Etoiles mourantes, Dunyach & Ayerdhal

blog____toilesmourantes

Parfois, il y a des livres que je suis soulagée d'avoir lus. Des pépites qui valent toutes les fausses pistes sur lesquelles je me suis égarée, reposée, distraite ou énervée. Bref, des ouvrages qui sont des rencontres éclairantes. Et Etoiles mourantes est l'un de ceux-là.

Alors voilà...

Dans un tout petit Univers, tout moche et tout froissé qui, par un effet d'optique, paraît immense, vivent des AnimauxVilles, et une humanité divisée en rameaux: les Mécanistes, les Originels, les Organiques, et les Coordonnés. Ce sont les AnimauxVilles qui ont souhaité et rendu possible la Diaspora, pour que chaque rameau puisse se développer. Et c'est ce que les Rameaux ont fait, chacun de son côté. Sans ignorer l'existence des autres, sans lutter contre eux, mais chacun replié sur son monde, ses valeurs, sa société poussée au bout de sa logique, à un point de sophistication incroyable. Quatre modèles politiques, sociétaux, culturels. Et quand une étoile meurt, la tradition veut que les AnimauxVilles invitent les Rameaux à venir assister à sa fin, pour les Retrouvailles. Au momnet où commence le roman, ce ne sont que les deuxièmes retrouvailles, depuis la diaspora - les étoiles ne meurent pas très souvent. L'occasion (théorique) de se confronter, d'échanger, de ne pas se perdre totalement de vue. Ou de s'affronter.

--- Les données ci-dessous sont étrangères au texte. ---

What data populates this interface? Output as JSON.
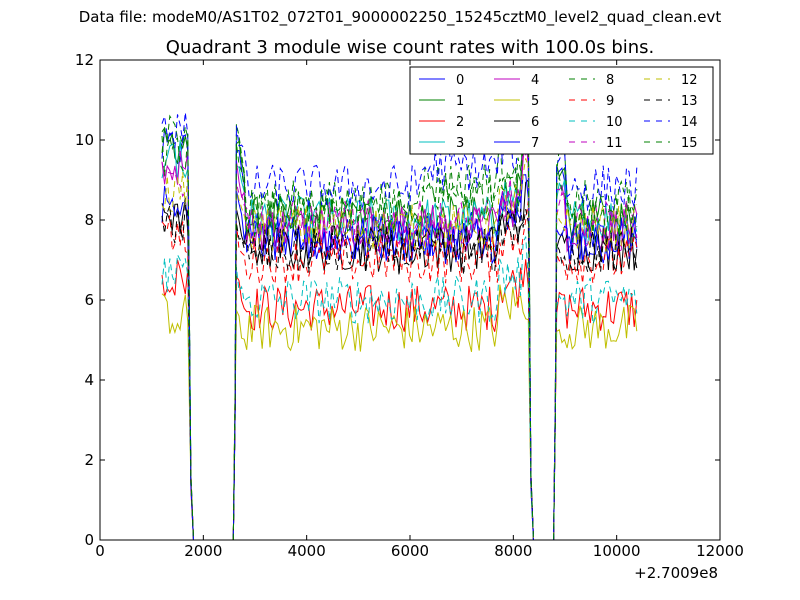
{
  "figure": {
    "suptitle": "Data file: modeM0/AS1T02_072T01_9000002250_15245cztM0_level2_quad_clean.evt",
    "title": "Quadrant 3 module wise count rates with 100.0s bins."
  },
  "chart_data": {
    "type": "line",
    "title": "Quadrant 3 module wise count rates with 100.0s bins.",
    "xlabel": "",
    "ylabel": "",
    "x_offset_label": "+2.7009e8",
    "xlim": [
      0,
      12000
    ],
    "ylim": [
      0,
      12
    ],
    "xticks": [
      0,
      2000,
      4000,
      6000,
      8000,
      10000,
      12000
    ],
    "yticks": [
      0,
      2,
      4,
      6,
      8,
      10,
      12
    ],
    "grid": false,
    "legend": {
      "location": "upper-right",
      "columns": 4
    },
    "segments": [
      [
        1200,
        1720
      ],
      [
        2640,
        8300
      ],
      [
        8840,
        10400
      ]
    ],
    "gaps": [
      [
        1720,
        2640
      ],
      [
        8300,
        8840
      ]
    ],
    "series": [
      {
        "name": "0",
        "color": "#0000ff",
        "dash": "solid",
        "base": 7.6,
        "peak": 10.1
      },
      {
        "name": "1",
        "color": "#008000",
        "dash": "solid",
        "base": 8.0,
        "peak": 10.3
      },
      {
        "name": "2",
        "color": "#ff0000",
        "dash": "solid",
        "base": 5.8,
        "peak": 6.9
      },
      {
        "name": "3",
        "color": "#00bfbf",
        "dash": "solid",
        "base": 8.0,
        "peak": 9.8
      },
      {
        "name": "4",
        "color": "#bf00bf",
        "dash": "solid",
        "base": 7.8,
        "peak": 9.6
      },
      {
        "name": "5",
        "color": "#bfbf00",
        "dash": "solid",
        "base": 5.3,
        "peak": 6.0
      },
      {
        "name": "6",
        "color": "#000000",
        "dash": "solid",
        "base": 7.3,
        "peak": 8.5
      },
      {
        "name": "7",
        "color": "#0000ff",
        "dash": "solid",
        "base": 7.5,
        "peak": 8.8
      },
      {
        "name": "8",
        "color": "#008000",
        "dash": "dashed",
        "base": 8.4,
        "peak": 10.5
      },
      {
        "name": "9",
        "color": "#ff0000",
        "dash": "dashed",
        "base": 7.0,
        "peak": 8.0
      },
      {
        "name": "10",
        "color": "#00bfbf",
        "dash": "dashed",
        "base": 6.0,
        "peak": 7.0
      },
      {
        "name": "11",
        "color": "#bf00bf",
        "dash": "dashed",
        "base": 7.9,
        "peak": 9.4
      },
      {
        "name": "12",
        "color": "#bfbf00",
        "dash": "dashed",
        "base": 7.8,
        "peak": 9.0
      },
      {
        "name": "13",
        "color": "#000000",
        "dash": "dashed",
        "base": 7.2,
        "peak": 8.2
      },
      {
        "name": "14",
        "color": "#0000ff",
        "dash": "dashed",
        "base": 8.8,
        "peak": 10.6
      },
      {
        "name": "15",
        "color": "#008000",
        "dash": "dashed",
        "base": 8.2,
        "peak": 10.0
      }
    ]
  }
}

Des mondes complexes et fragiles, menacés par un bouleversement imminent et irréversible: la trame est classique, et habilement palpitante. Le suspense repose non seulement sur ce que la lectrice ne sait pas, mais aussi sur l'imprévisibilité des événements à venir: une réaction en chaîne est lancée, dont personne ne peut prédire le résultat.

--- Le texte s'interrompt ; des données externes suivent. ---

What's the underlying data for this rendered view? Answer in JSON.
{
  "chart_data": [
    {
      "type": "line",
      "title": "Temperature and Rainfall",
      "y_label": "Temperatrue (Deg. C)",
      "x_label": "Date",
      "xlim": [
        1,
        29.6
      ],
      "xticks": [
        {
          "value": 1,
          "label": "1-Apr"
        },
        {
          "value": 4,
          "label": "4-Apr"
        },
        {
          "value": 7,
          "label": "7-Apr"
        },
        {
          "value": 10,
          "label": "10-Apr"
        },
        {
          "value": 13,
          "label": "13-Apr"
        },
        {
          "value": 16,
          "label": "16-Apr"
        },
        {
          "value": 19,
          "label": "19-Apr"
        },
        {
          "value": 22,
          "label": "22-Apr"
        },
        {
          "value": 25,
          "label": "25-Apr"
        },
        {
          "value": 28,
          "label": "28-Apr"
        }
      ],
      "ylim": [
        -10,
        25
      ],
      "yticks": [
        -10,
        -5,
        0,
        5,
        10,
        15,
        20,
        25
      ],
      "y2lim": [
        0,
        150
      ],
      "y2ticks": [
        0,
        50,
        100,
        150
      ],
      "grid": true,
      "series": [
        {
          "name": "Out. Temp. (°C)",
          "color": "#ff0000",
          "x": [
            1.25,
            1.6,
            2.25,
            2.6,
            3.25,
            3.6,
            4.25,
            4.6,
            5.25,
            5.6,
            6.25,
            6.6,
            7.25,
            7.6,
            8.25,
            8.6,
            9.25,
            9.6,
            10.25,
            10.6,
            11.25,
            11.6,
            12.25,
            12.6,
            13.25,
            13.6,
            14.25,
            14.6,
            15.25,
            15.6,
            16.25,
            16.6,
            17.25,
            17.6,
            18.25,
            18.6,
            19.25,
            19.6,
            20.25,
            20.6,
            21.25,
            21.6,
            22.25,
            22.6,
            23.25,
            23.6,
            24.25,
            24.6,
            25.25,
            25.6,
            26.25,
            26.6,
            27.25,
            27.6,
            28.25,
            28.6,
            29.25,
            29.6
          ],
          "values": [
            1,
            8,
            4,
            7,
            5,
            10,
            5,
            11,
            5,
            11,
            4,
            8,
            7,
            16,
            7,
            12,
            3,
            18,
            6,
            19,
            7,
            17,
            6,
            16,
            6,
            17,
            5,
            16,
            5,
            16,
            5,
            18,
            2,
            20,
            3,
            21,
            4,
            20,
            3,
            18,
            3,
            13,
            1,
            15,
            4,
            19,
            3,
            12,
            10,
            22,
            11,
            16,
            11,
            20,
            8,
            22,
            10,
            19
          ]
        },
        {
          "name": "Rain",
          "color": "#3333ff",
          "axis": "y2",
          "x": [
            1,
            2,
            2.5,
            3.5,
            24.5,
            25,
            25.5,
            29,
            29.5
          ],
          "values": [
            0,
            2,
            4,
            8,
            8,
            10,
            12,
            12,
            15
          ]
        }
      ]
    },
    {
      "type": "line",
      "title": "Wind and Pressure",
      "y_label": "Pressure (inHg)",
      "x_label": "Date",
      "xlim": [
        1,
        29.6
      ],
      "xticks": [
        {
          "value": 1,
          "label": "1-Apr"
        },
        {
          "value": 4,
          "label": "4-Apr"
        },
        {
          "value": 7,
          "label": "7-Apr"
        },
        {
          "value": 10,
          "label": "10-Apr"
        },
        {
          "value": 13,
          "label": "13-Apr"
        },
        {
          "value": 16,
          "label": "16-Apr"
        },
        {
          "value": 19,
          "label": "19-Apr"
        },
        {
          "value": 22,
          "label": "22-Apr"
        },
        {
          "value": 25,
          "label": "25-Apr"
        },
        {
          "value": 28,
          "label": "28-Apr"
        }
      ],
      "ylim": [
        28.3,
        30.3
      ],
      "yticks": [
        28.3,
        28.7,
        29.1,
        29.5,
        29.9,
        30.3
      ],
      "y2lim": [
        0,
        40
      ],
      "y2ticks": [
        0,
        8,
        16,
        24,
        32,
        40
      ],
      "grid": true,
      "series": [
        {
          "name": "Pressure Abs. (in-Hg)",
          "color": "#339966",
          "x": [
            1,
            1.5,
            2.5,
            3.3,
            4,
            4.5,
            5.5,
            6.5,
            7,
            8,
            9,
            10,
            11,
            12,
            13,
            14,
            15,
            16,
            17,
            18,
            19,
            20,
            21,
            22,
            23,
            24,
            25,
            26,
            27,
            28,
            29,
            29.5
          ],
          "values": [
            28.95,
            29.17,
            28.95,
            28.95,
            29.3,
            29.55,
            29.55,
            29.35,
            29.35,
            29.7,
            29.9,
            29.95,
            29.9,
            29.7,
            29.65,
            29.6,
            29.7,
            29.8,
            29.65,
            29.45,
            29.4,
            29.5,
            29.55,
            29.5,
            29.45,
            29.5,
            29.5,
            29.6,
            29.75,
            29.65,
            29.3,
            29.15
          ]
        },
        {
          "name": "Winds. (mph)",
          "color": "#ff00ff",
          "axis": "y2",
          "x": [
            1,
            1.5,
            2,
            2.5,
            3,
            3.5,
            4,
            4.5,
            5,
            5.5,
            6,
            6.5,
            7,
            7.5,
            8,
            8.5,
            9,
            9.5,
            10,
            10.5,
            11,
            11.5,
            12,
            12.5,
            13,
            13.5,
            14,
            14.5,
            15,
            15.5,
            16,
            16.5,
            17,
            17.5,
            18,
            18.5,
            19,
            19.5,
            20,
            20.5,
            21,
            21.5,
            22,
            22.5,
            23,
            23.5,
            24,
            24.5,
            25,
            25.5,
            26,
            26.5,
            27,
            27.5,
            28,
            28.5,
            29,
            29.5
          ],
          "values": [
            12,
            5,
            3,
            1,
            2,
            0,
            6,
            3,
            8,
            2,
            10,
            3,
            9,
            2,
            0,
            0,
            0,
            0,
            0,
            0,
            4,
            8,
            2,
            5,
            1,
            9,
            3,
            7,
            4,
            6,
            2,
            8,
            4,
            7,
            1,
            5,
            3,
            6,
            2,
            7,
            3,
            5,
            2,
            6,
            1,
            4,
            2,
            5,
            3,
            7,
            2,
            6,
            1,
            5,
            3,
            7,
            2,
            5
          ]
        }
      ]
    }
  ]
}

De l'histoire, je n'en dis pas plus: je laisse les futurs lecteurs découvrir ce que sont exactement les AnimauxVilles, et les Rameaux. Dunyach et Ayerdhal n'aiment pas trop, apparement, les levers de rideau et les grands effets de manche: pas de description cinématographique donc, mais un Univers construit par petites touches, dans un roman où chaque page apporte son lot d'informations. Evidemment, on se sent un peu perdu au départ, mais le mystère né des non-dits sied bien à l'intrigue, bien mieux que ne l'aurait fait un rythme description/action plus traditionnel. Par ailleurs les auteurs ont développé à partir de leurs recherches scientifiques, notamment en astro-physique, un regard à la limite de la métaphysique, poétique et vertigineux: c'est doublement gratifiant pour la lectrice peu au point en sciences: intéressant et crédible sans être ennuyeux. Quant à l'écriture... c'est une collaboration parfaitement réussie. Je n'ai pas l'impression que les auteurs se soient clairement divisé le travail. Je ne les connais pas assez pour reconnaître leurs pattes respectives, mais il me semble qu'il y a une intertextualité très étroite, omniprésente et cohérente.

Sur le fond, ce roman met en scène une réflexion réellement profonde et travaillée sur quatre mondes, et leurs points de jonctions. Au départ, un double postulat:
- l'isolement, qui permet aux auteurs d'explorer le développement de quatre organisations sociales et politiques: ici, pas d'étude des moyens et des modalités d'une transition révolutionnaire, l'histoire commence longtemps après, au moment où chaque société se trouve, sinon au bout, du moins à un sommet (problématique) de sa logique utopique;
- les avancées scientifiques que permet la fiction (eh oui, c'est ça la science-fiction!), avancées qui servent pas de béquilles au récit, mais à pousser chaque logique dans ses derniers retranchements.

Au-delà, Ayerdhal et Dunyach s'interrogent sur la validité de telles expériences, réalisées dans de quasi-conditions de laboratoire: qu'advient-il de ces sociétés, de ces modèles, quand ils sont confrontés les uns aux autres, quand leurs logiques internes les poussent à s'affronter? que devient la plus ouverte des sociétés quand il lui faut intégrer des éléments qui remettent en question son équilibre? quelle est la validité de sa tolérance affichée quand elle répugne à admettre l'humanité d'hommes issus d'une culture différente?

Si les auteurs ne peuvent s'empêcher de laisser filtrer leurs préférences (faciles à partager, en ce qui me concerne), ils sont malgré tout assez lucides et exigeants pour pointer les incohérences - notamment l'isolationnisme et la xénophobie latente - qui, à terme, ne peuvent que ronger ces structures de l'intérieur et provoquer leur effondrement.

Sans didactisme, sans angélisme, Dunyach et Ayerdhal réfléchissent sur le papier, dans la meilleure tradition SF. Et moi je viens de dénicher un autre des livres de ma bibliothèque idéale.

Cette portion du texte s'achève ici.